According to the union, it was told that there had been a sharp decline in the industry’s workforce between 2006 and 2015. “What is not said, however, is that the industry’s mechanisation programme was intended to address the very issue. Significant sums have already been invested by GuySuCo to convert its fields for mechanical operations. Moreover, we must remind that GuySuCo told the Parliamentary Economic Services Committee in 2014 that mechanisation would reduce costs by 20 per cent per annum and would cost $14B, an investment that would be repaid in two and a half years. It is dismaying, given the positive spin-offs to be had that mechanisation in sugar is not even considered as is evidenced by the rejection of CDB funds for further mechanization,” GAWU said.
It was noted that in 2014 GuySuCo made losses of up to $17.5B, while in 2015, it amounted to $18.1B, 2016 it was $12.1B, and is expected to lose more than $12B, this year. For the same period, government has injected subsidies to the tune of $6B, $12B, and $11B respectively. The industry is expected to be subsidized with around $18B this year.
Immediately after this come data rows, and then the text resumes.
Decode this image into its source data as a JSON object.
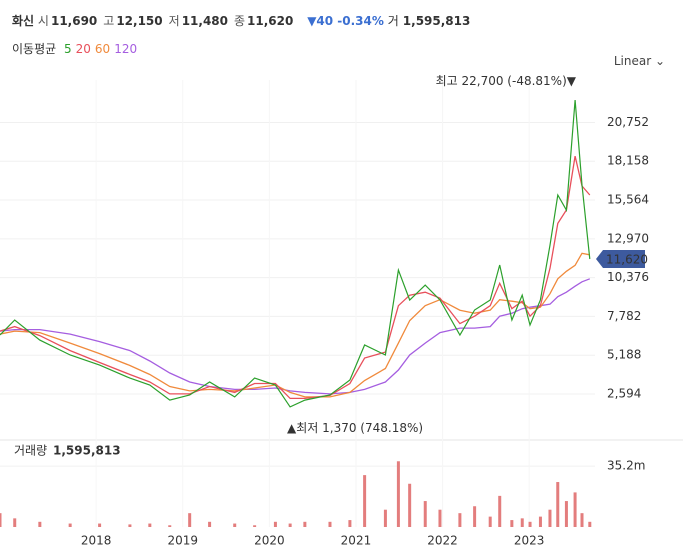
{
  "chart_data": {
    "type": "line",
    "stock_name": "화신",
    "quote": [
      {
        "label": "시",
        "value": "11,690"
      },
      {
        "label": "고",
        "value": "12,150"
      },
      {
        "label": "저",
        "value": "11,480"
      },
      {
        "label": "종",
        "value": "11,620"
      }
    ],
    "change": "▼40 -0.34%",
    "volume_quote": {
      "label": "거",
      "value": "1,595,813"
    },
    "ma_title": "이동평균",
    "scale_mode": "Linear",
    "x": [
      2016.89,
      2017.06,
      2017.35,
      2017.7,
      2018.04,
      2018.39,
      2018.62,
      2018.85,
      2019.08,
      2019.31,
      2019.6,
      2019.83,
      2020.07,
      2020.24,
      2020.41,
      2020.7,
      2020.93,
      2021.1,
      2021.34,
      2021.49,
      2021.62,
      2021.8,
      2021.97,
      2022.2,
      2022.37,
      2022.55,
      2022.66,
      2022.8,
      2022.92,
      2023.01,
      2023.13,
      2023.24,
      2023.33,
      2023.43,
      2023.53,
      2023.61,
      2023.7
    ],
    "series": [
      {
        "name": "5",
        "color": "#2ca02c",
        "values": [
          6540,
          7540,
          6200,
          5200,
          4530,
          3660,
          3200,
          2190,
          2530,
          3400,
          2400,
          3660,
          3200,
          1730,
          2190,
          2530,
          3530,
          5870,
          5200,
          10880,
          8880,
          9880,
          8880,
          6540,
          8210,
          8880,
          11220,
          7540,
          9210,
          7210,
          8880,
          12550,
          15900,
          14890,
          22250,
          16560,
          11620
        ]
      },
      {
        "name": "20",
        "color": "#e8505b",
        "values": [
          6800,
          7100,
          6500,
          5500,
          4700,
          3900,
          3400,
          2600,
          2600,
          3100,
          2700,
          3300,
          3300,
          2300,
          2300,
          2500,
          3300,
          5000,
          5400,
          8500,
          9200,
          9400,
          9000,
          7300,
          7800,
          8500,
          10000,
          8300,
          8800,
          7800,
          8500,
          11000,
          14000,
          14900,
          18500,
          16500,
          15900
        ]
      },
      {
        "name": "60",
        "color": "#f08a3c",
        "values": [
          6600,
          6800,
          6700,
          6000,
          5300,
          4500,
          3900,
          3100,
          2800,
          2900,
          2800,
          3000,
          3200,
          2700,
          2400,
          2400,
          2700,
          3500,
          4300,
          6000,
          7500,
          8500,
          8900,
          8200,
          8000,
          8200,
          8900,
          8800,
          8700,
          8300,
          8400,
          9300,
          10300,
          10800,
          11200,
          12000,
          11900
        ]
      },
      {
        "name": "120",
        "color": "#a55ee0",
        "values": [
          6800,
          6900,
          6900,
          6600,
          6100,
          5500,
          4800,
          4000,
          3400,
          3100,
          2900,
          2900,
          3000,
          2800,
          2700,
          2600,
          2700,
          2900,
          3400,
          4200,
          5200,
          6000,
          6700,
          7000,
          7000,
          7100,
          7800,
          8000,
          8300,
          8400,
          8500,
          8600,
          9100,
          9400,
          9800,
          10100,
          10300
        ]
      }
    ],
    "xlim": [
      2016.89,
      2023.76
    ],
    "xticks": [
      2018,
      2019,
      2020,
      2021,
      2022,
      2023
    ],
    "ylim": [
      -480,
      23590
    ],
    "yticks": [
      {
        "value": 2594,
        "label": "2,594"
      },
      {
        "value": 5188,
        "label": "5,188"
      },
      {
        "value": 7782,
        "label": "7,782"
      },
      {
        "value": 10376,
        "label": "10,376"
      },
      {
        "value": 12970,
        "label": "12,970"
      },
      {
        "value": 15564,
        "label": "15,564"
      },
      {
        "value": 18158,
        "label": "18,158"
      },
      {
        "value": 20752,
        "label": "20,752"
      }
    ],
    "grid": true,
    "last_price": {
      "value": 11620,
      "label": "11,620"
    },
    "high": {
      "value": 22700,
      "label": "최고 22,700 (-48.81%)▼"
    },
    "low": {
      "value": 1370,
      "label": "▲최저 1,370 (748.18%)"
    },
    "volume": {
      "title": "거래량",
      "total": "1,595,813",
      "color": "#e37d7d",
      "values": [
        8,
        5,
        3,
        2,
        2,
        1.5,
        2,
        1,
        8,
        3,
        2,
        1,
        3,
        2,
        3,
        3,
        4,
        30,
        10,
        38,
        25,
        15,
        10,
        8,
        12,
        6,
        18,
        4,
        5,
        3,
        6,
        10,
        26,
        15,
        20,
        8,
        3
      ],
      "ylim": [
        0,
        50.3
      ],
      "yticks": [
        {
          "value": 35.2,
          "label": "35.2m"
        }
      ]
    }
  }
}
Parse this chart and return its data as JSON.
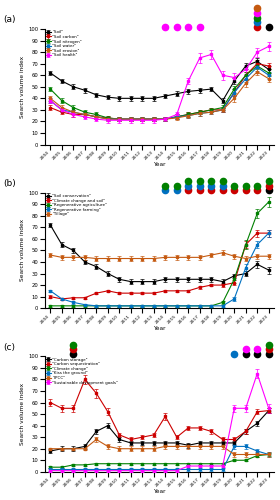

The A Partnership for National Unity +Alliance For Change (APNU+AFC) Government has proposed however that sugar be produced at Albion-Rose Hall, Blairmont and Uitvlugt-Wales estates to meet local and regional demand. The company said it will retain as many workers needed for all operations on the merged estates/factories. Those who will go into farming will produce crop types to be decided by the GuySuCo and the Agriculture Ministry. Should all the workers express interest, the new venture would have to cater to some 10,000 persons.